Report: Las Vegas home values furthest from peak

A house is shown for sale Tuesday, Feb. 9, 2016, in Las Vegas.

Las Vegas home values are on the rise — but they have more room to climb than any large metro area to reach peak levels again, a new report shows.

The median home value in the Las Vegas area last month was $201,900, up 9 percent from a year earlier. Nationally, the median was $184,600, up 4.3 percent, according to home-listing service Zillow.

But reflecting how high values soared in Las Vegas during the housing bubble and how badly they crashed, home values here remain 33.8 percent below their peak.

Home values nationally, by comparison, are 5.9 percent below their peak, Zillow found.

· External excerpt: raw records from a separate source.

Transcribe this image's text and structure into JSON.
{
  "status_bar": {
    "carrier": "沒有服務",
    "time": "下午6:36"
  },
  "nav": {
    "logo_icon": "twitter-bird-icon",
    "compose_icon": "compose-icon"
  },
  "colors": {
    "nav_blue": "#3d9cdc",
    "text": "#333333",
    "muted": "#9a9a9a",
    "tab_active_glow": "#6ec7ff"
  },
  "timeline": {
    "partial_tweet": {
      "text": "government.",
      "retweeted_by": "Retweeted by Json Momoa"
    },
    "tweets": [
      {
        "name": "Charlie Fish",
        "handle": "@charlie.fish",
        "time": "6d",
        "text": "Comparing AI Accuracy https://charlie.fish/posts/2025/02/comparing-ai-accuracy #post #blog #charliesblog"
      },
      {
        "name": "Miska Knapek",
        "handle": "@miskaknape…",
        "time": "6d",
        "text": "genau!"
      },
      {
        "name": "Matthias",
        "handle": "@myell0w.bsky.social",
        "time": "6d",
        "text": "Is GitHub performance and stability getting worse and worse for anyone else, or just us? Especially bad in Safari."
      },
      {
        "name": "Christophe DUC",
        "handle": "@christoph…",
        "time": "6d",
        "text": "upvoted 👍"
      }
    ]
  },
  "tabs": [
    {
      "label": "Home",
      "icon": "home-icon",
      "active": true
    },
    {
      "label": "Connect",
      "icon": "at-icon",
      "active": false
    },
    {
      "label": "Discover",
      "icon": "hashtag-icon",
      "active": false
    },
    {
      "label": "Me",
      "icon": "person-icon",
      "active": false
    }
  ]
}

Las Vegas’ yawning gap was largest among the 35 metro areas listed in the report, surpassing other boom-and-bust areas including Orlando, Fla. (29.5 percent below its peak); Riverside, Calif. (25.5 percent); and Phoenix (21.1 percent).

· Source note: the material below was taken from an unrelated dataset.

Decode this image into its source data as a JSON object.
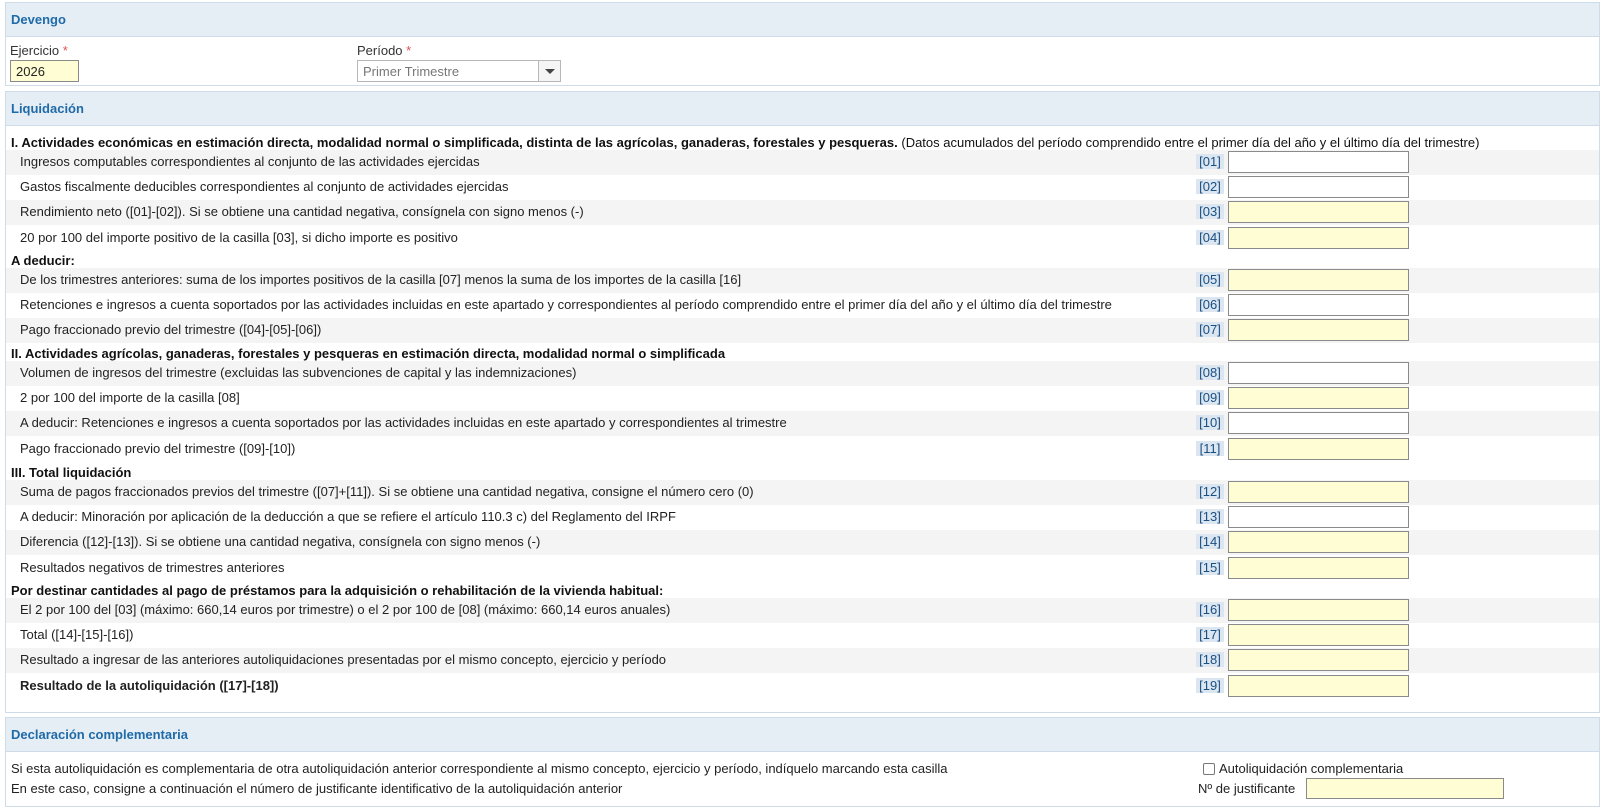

Other cities, however, have recouped their post-bubble losses and reached new highs. According to Seattle-based Zillow, home values hit new peaks in 26 markets in the past year or so.

Such areas are “no longer making up ground lost during the housing recession” but are “laying a new path forward” based on demand and economic growth, Zillow Chief Economist Svenja Gudell said in the report.

“In some markets, these new highs are a return to normalcy,” she said. “The fact that other markets are still off by double-digits may not mean those markets are far from being recovered. It just highlights how extraordinarily inflated home values had been during the housing bubble.”

Also reflecting Las Vegas’ gap: The valley has the highest rate of underwater borrowers in America.

Some 21 percent of Las Vegas-area homeowners with mortgages are underwater, meaning their debt outweighs their home’s value, according to Zillow.

That’s down from a peak of 71 percent in early 2012 but still highest among large metro areas.